Musk mentioned during the interview that if companies like Disney and Apple feel secure advertising on Twitter, it indicates a positive advertising environment on the platform.

However, seven months later, both Disney and Apple have ceased advertising on X, and Musk has harshly told departing companies to “Go [expletive] yourself.”

This advertising pause followed Media Matters for America’s report linking ads to pro-Nazi content on X. X strongly disputed the report’s methodology and sued the organization.

In a recent intense interview on Wednesday, Musk mentioned bankruptcy, highlighting the severe impact of the advertising boycott on X’s finances. Considering X’s $44bn purchase price, bankruptcy seems far-fetched but remains a possibility.

X’s heavy dependence on advertising revenue, with 90% of last year’s revenue from this source, is a critical factor. Musk acknowledges that an advertiser boycott could lead to bankruptcy.

“If the company fails… it will fail because of an advertiser boycott. And that will be what bankrupts the company.” he said.

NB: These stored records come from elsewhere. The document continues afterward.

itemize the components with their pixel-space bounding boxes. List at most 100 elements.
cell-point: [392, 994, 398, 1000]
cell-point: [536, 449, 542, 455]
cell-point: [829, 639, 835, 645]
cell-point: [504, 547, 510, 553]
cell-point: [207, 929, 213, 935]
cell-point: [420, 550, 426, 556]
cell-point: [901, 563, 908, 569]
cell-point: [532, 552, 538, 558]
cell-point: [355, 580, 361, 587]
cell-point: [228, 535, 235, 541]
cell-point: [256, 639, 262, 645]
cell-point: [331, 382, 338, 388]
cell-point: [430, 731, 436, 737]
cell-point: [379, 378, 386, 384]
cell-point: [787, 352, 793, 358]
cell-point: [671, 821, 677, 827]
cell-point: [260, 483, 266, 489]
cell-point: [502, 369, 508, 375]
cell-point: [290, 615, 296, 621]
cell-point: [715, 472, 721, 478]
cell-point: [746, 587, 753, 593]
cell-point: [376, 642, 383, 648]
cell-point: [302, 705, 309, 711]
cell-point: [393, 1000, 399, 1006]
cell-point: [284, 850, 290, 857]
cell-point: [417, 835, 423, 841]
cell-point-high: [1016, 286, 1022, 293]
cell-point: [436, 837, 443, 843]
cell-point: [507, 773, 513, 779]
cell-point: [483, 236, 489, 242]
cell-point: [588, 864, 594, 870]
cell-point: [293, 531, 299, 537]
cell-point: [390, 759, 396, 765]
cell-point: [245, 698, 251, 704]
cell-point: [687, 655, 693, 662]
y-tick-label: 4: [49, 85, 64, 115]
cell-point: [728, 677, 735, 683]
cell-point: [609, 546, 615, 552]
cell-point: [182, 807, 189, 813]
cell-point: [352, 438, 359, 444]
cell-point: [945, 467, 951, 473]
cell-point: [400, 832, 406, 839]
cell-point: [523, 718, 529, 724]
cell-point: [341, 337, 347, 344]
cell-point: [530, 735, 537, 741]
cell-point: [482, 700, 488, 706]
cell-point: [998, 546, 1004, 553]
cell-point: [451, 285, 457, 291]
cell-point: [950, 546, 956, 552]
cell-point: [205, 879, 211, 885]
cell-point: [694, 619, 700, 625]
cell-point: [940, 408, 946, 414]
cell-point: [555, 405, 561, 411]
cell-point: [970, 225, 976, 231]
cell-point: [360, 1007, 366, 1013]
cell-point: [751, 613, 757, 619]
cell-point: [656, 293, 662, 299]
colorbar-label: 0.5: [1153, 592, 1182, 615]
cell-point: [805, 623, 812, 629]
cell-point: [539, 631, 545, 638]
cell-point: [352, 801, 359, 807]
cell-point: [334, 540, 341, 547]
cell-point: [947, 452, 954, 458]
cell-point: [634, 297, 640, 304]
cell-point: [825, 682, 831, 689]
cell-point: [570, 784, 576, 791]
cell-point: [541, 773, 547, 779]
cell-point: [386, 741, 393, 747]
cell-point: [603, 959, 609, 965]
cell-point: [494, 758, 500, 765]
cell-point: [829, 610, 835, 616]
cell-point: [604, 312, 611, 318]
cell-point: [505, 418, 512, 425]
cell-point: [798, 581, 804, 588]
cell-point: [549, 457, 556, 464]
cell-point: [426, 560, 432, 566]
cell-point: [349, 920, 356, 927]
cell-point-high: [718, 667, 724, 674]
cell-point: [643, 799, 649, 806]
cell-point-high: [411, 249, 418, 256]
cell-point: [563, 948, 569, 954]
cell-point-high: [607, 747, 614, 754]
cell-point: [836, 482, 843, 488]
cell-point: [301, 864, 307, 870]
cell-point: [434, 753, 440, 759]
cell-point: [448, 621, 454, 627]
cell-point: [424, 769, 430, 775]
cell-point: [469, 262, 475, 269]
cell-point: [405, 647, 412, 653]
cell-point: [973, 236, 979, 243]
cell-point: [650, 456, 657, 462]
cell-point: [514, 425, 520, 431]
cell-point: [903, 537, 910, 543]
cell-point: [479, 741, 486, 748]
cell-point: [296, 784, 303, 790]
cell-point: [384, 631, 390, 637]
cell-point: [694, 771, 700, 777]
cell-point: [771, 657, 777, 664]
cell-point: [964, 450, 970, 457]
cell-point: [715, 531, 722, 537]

Mark Gay from marketing consultancy Ebiquity notes that advertisers show no signs of returning to X.

Following Musk’s abrasive comments at the New York Times DealBook Summit, retail giant Walmart announced its departure from X advertising.

Musk’s direct mention of Disney’s CEO, Bob Iger, in his comments could further deter CEOs from associating with X, according to marketing experts.

Jasmine Enberg from Insider Intelligence points out that publicly attacking advertisers is detrimental to X’s business prospects.

The prospect of X facing bankruptcy becomes real if advertisers permanently leave. Musk acknowledged in April that subscription models on X won’t compensate for lost advertising revenue.

With a steep drop in advertising revenue projected for this year, X faces significant financial challenges.

X’s major expenses include its staffing costs, which Musk has drastically reduced, and loan payments for the acquisition.

If X struggles to meet loan interest payments or staff salaries, bankruptcy becomes a realistic outcome.

Musk has options to prevent this, like investing more of his funds or renegotiating loan terms, but bankruptcy remains a possibility if these measures fail.

In a bankruptcy scenario, it’s unlikely that X would cease operations entirely, as creditors could intervene.

Musk’s focus is now on diversifying X’s revenue streams. He’s introduced new services and plans to turn X into an “everything app.” X’s data resources also present opportunities, particularly for training chatbots.

While X has potential, immediate solutions are needed to address the financial gap left by advertisers. Musk’s recent outburst adds to the complexity of the situation.